Plugin Development

AutoMOOSE’s plugin registry allows you to add new physics modules without modifying the core agent pipeline. Each plugin implements a minimal two-function contract, and the orchestration layer, MCP server, and UI require no changes when a new plugin is added.

Available plugins

Plugin

Status

Notes

Grain Growth (Allen–Cahn)

validated

Non-conserved order parameters; two formulations (GBEvolution, LinearizedInterface), 2D/3D, seven presets.

Spinodal Decomposition (Cahn–Hilliard)

validated

Conserved order parameter; includes a CALPHAD-based Fe–Cr free-energy mode validated against exact mass conservation and free-energy dissipation.

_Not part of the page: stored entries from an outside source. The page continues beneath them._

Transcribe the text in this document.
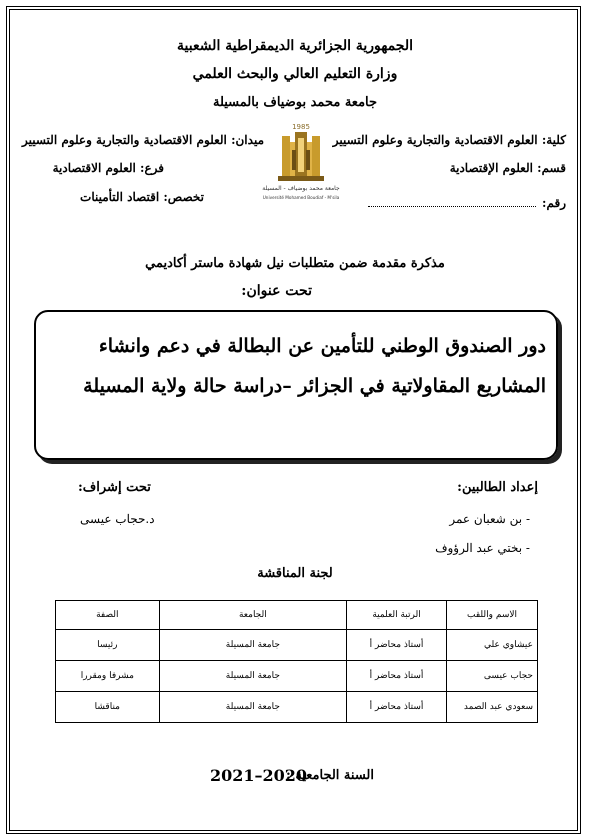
الجمهورية الجزائرية الديمقراطية الشعبية
وزارة التعليم العالي والبحث العلمي
جامعة محمد بوضياف بالمسيلة
كلية: العلوم الاقتصادية والتجارية وعلوم التسيير
قسم: العلوم الإقتصادية
رقم:
ميدان: العلوم الاقتصادية والتجارية وعلوم التسيير
فرع: العلوم الاقتصادية
تخصص: اقتصاد التأمينات
1985
جامعة محمد بوضياف - المسيلة
Université Mohamed Boudiaf - M'sila
مذكرة مقدمة ضمن متطلبات نيل شهادة ماستر أكاديمي
تحت عنوان:
دور الصندوق الوطني للتأمين عن البطالة في دعم وانشاء المشاريع المقاولاتية في الجزائر –دراسة حالة ولاية المسيلة
إعداد الطالبين:
- بن شعبان عمر
- بختي عبد الرؤوف
تحت إشراف:
د.حجاب عيسى
لجنة المناقشة
الاسم واللقب	الرتبة العلمية	الجامعة	الصفة
عيشاوي علي	أستاذ محاضر أ	جامعة المسيلة	رئيسا
حجاب عيسى	أستاذ محاضر أ	جامعة المسيلة	مشرفا ومقررا
سعودي عبد الصمد	أستاذ محاضر أ	جامعة المسيلة	مناقشا
السنة الجامعية :
2021–2020
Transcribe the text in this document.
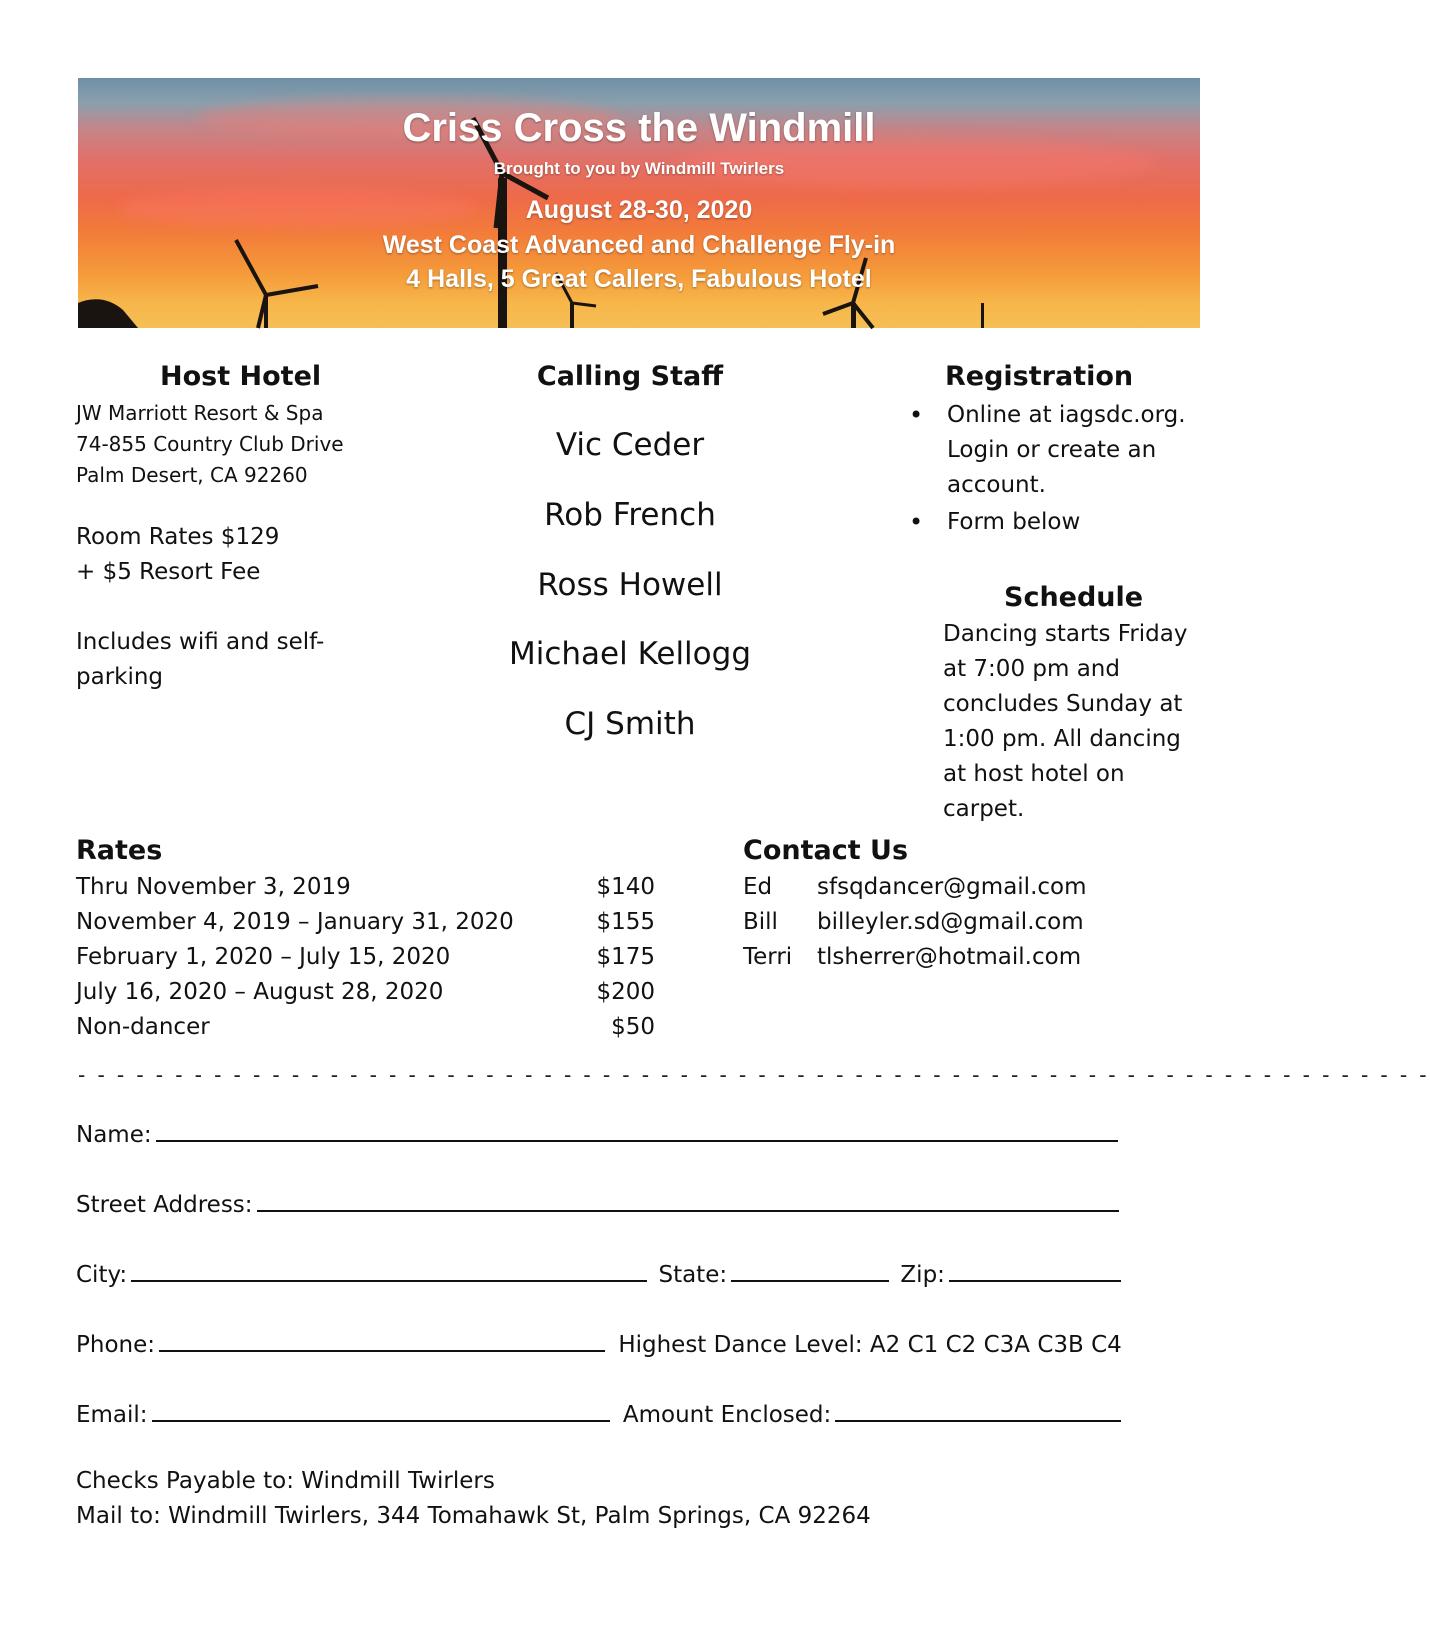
Criss Cross the Windmill
Brought to you by Windmill Twirlers
August 28-30, 2020
West Coast Advanced and Challenge Fly-in
4 Halls, 5 Great Callers, Fabulous Hotel
Host Hotel
JW Marriott Resort & Spa
74-855 Country Club Drive
Palm Desert, CA 92260
Room Rates $129
+ $5 Resort Fee
Includes wifi and self-
parking
Calling Staff
Vic Ceder
Rob French
Ross Howell
Michael Kellogg
CJ Smith
Registration
• Online at iagsdc.org. Login or create an account.
• Form below
Schedule
Dancing starts Friday
at 7:00 pm and
concludes Sunday at
1:00 pm. All dancing
at host hotel on
carpet.
Rates
Thru November 3, 2019	$140
November 4, 2019 – January 31, 2020	$155
February 1, 2020 – July 15, 2020	$175
July 16, 2020 – August 28, 2020	$200
Non-dancer	$50
Contact Us
Ed sfsqdancer@gmail.com
Bill billeyler.sd@gmail.com
Terri tlsherrer@hotmail.com
- - - - - - - - - - - - - - - - - - - - - - - - - - - - - - - - - - - - - - - - - - - - - - - - - - - - - - - - - - - - - - - - - - - - - -
Name:
Street Address:
City:	State:	Zip:
Phone:	Highest Dance Level: A2 C1 C2 C3A C3B C4
Email:	Amount Enclosed:
Checks Payable to: Windmill Twirlers
Mail to: Windmill Twirlers, 344 Tomahawk St, Palm Springs, CA 92264
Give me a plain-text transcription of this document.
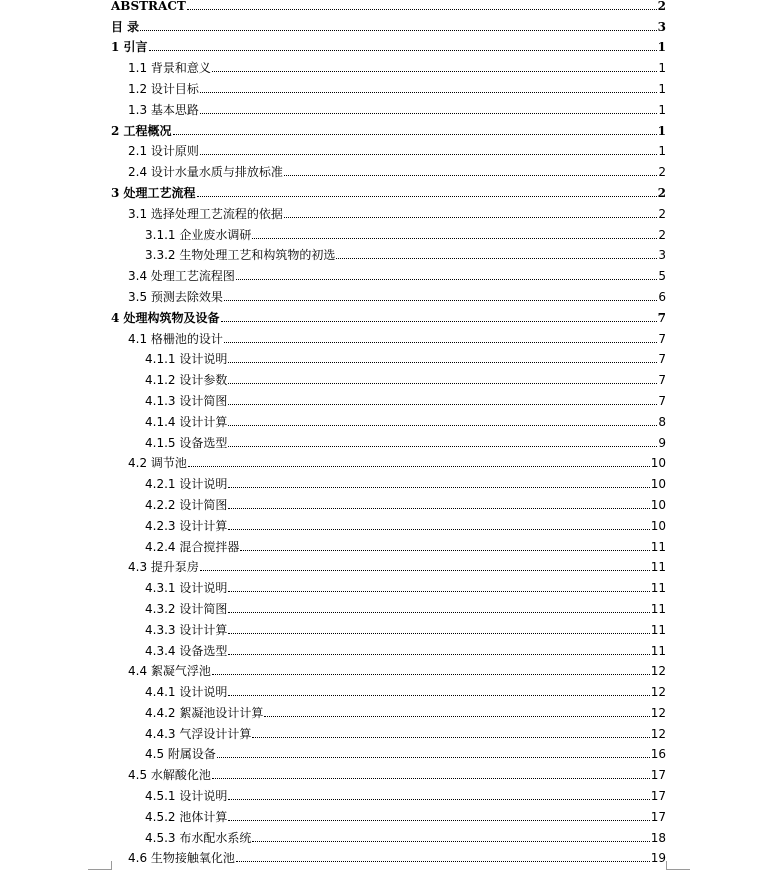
ABSTRACT	2
目 录	3
1 引言	1
1.1 背景和意义	1
1.2 设计目标	1
1.3 基本思路	1
2 工程概况	1
2.1 设计原则	1
2.4 设计水量水质与排放标准	2
3 处理工艺流程	2
3.1 选择处理工艺流程的依据	2
3.1.1 企业废水调研	2
3.3.2 生物处理工艺和构筑物的初选	3
3.4 处理工艺流程图	5
3.5 预测去除效果	6
4 处理构筑物及设备	7
4.1 格栅池的设计	7
4.1.1 设计说明	7
4.1.2 设计参数	7
4.1.3 设计简图	7
4.1.4 设计计算	8
4.1.5 设备选型	9
4.2 调节池	10
4.2.1 设计说明	10
4.2.2 设计简图	10
4.2.3 设计计算	10
4.2.4 混合搅拌器	11
4.3 提升泵房	11
4.3.1 设计说明	11
4.3.2 设计简图	11
4.3.3 设计计算	11
4.3.4 设备选型	11
4.4 絮凝气浮池	12
4.4.1 设计说明	12
4.4.2 絮凝池设计计算	12
4.4.3 气浮设计计算	12
4.5 附属设备	16
4.5 水解酸化池	17
4.5.1 设计说明	17
4.5.2 池体计算	17
4.5.3 布水配水系统	18
4.6 生物接触氧化池	19
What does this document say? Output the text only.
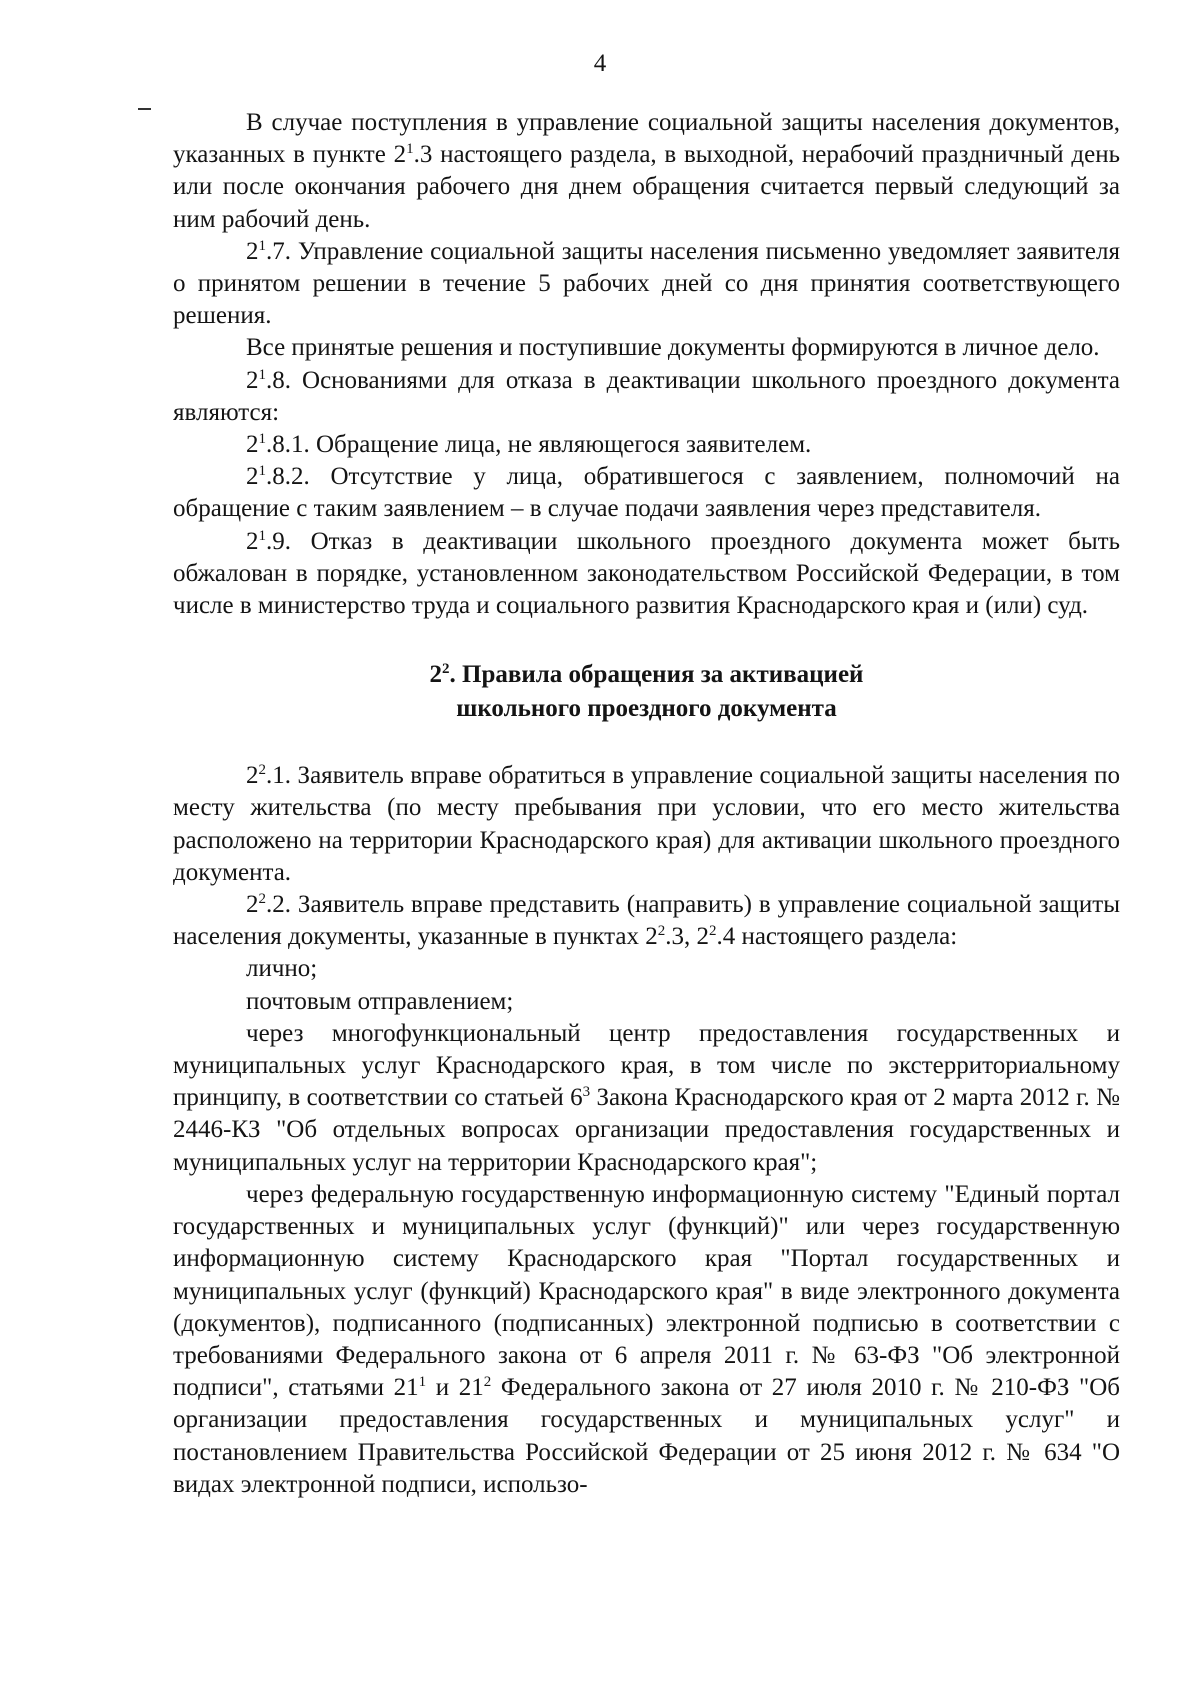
4

В случае поступления в управление социальной защиты населения документов, указанных в пункте $2^1.3$ настоящего раздела, в выходной, нерабочий праздничный день или после окончания рабочего дня днем обращения считается первый следующий за ним рабочий день.

$2^1.7$. Управление социальной защиты населения письменно уведомляет заявителя о принятом решении в течение 5 рабочих дней со дня принятия соответствующего решения.

Все принятые решения и поступившие документы формируются в личное дело.

$2^1.8$. Основаниями для отказа в деактивации школьного проездного документа являются:

$2^1.8.1$. Обращение лица, не являющегося заявителем.

$2^1.8.2$. Отсутствие у лица, обратившегося с заявлением, полномочий на обращение с таким заявлением – в случае подачи заявления через представителя.

$2^1.9$. Отказ в деактивации школьного проездного документа может быть обжалован в порядке, установленном законодательством Российской Федерации, в том числе в министерство труда и социального развития Краснодарского края и (или) суд.

$2^2$. Правила обращения за активацией
школьного проездного документа

$2^2.1$. Заявитель вправе обратиться в управление социальной защиты населения по месту жительства (по месту пребывания при условии, что его место жительства расположено на территории Краснодарского края) для активации школьного проездного документа.

$2^2.2$. Заявитель вправе представить (направить) в управление социальной защиты населения документы, указанные в пунктах $2^2.3$, $2^2.4$ настоящего раздела:

лично;

почтовым отправлением;

через многофункциональный центр предоставления государственных и муниципальных услуг Краснодарского края, в том числе по экстерриториальному принципу, в соответствии со статьей $6^3$ Закона Краснодарского края от 2 марта 2012 г. № 2446-КЗ "Об отдельных вопросах организации предоставления государственных и муниципальных услуг на территории Краснодарского края";

через федеральную государственную информационную систему "Единый портал государственных и муниципальных услуг (функций)" или через государственную информационную систему Краснодарского края "Портал государственных и муниципальных услуг (функций) Краснодарского края" в виде электронного документа (документов), подписанного (подписанных) электронной подписью в соответствии с требованиями Федерального закона от 6 апреля 2011 г. № 63-ФЗ "Об электронной подписи", статьями $21^1$ и $21^2$ Федерального закона от 27 июля 2010 г. № 210-ФЗ "Об организации предоставления государственных и муниципальных услуг" и постановлением Правительства Российской Федерации от 25 июня 2012 г. № 634 "О видах электронной подписи, использо-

Ferroelectric Switching (Landau–Ginzburg–Devonshire)

stub

Registered for future implementation.

Solidification (Allen–Cahn dendritic)

stub

Registered for future implementation.

Plugin Interface

from automoose.plugins import PhysicsPlugin, register_plugin

class MyPlugin(PhysicsPlugin):
    name = "MyPhysics"

    def generate_input(self, **params) -> str:
        """
        Generate a complete MOOSE .i input file string.

        Parameters
        ----------
        **params : dict
            Simulation parameters from the Architect agent.

        Returns
        -------
        str
            Valid MOOSE input file content.
        """
        ...

    def parse_results(self, csv_data: str) -> dict:
        """
        Parse MOOSE postprocessor CSV output.

        Parameters
        ----------
        csv_data : str
            Raw CSV string from MOOSE postprocessor output.

        Returns
        -------
        dict
            Structured results dictionary.
        """
        ...

register_plugin(MyPlugin)

Verification invariants

When you add a plugin, you can register physics-grounded falsification invariants for the Skeptic agent (\(f_6\)). These are exact or quantitative laws the result must obey — for example, mass conservation and free-energy dissipation for conserved (Cahn–Hilliard) dynamics, or monotonic coarsening and parabolic scaling for grain growth. The Skeptic uses them to issue a credibility verdict on each completed run.

Common Pitfalls

Based on lessons from the GrainGrowth plugin development:

  • Duplicate block declarations — each MOOSE block (e.g. [Kernels]) must appear exactly once.

  • Duplicate solver parameters — parameters like nl_abs_tol cannot appear in both [Executioner] and [Preconditioning].

  • Unused parameters — MOOSE aborts on unrecognized parameters; check run.log with grep "ERROR\\|unused".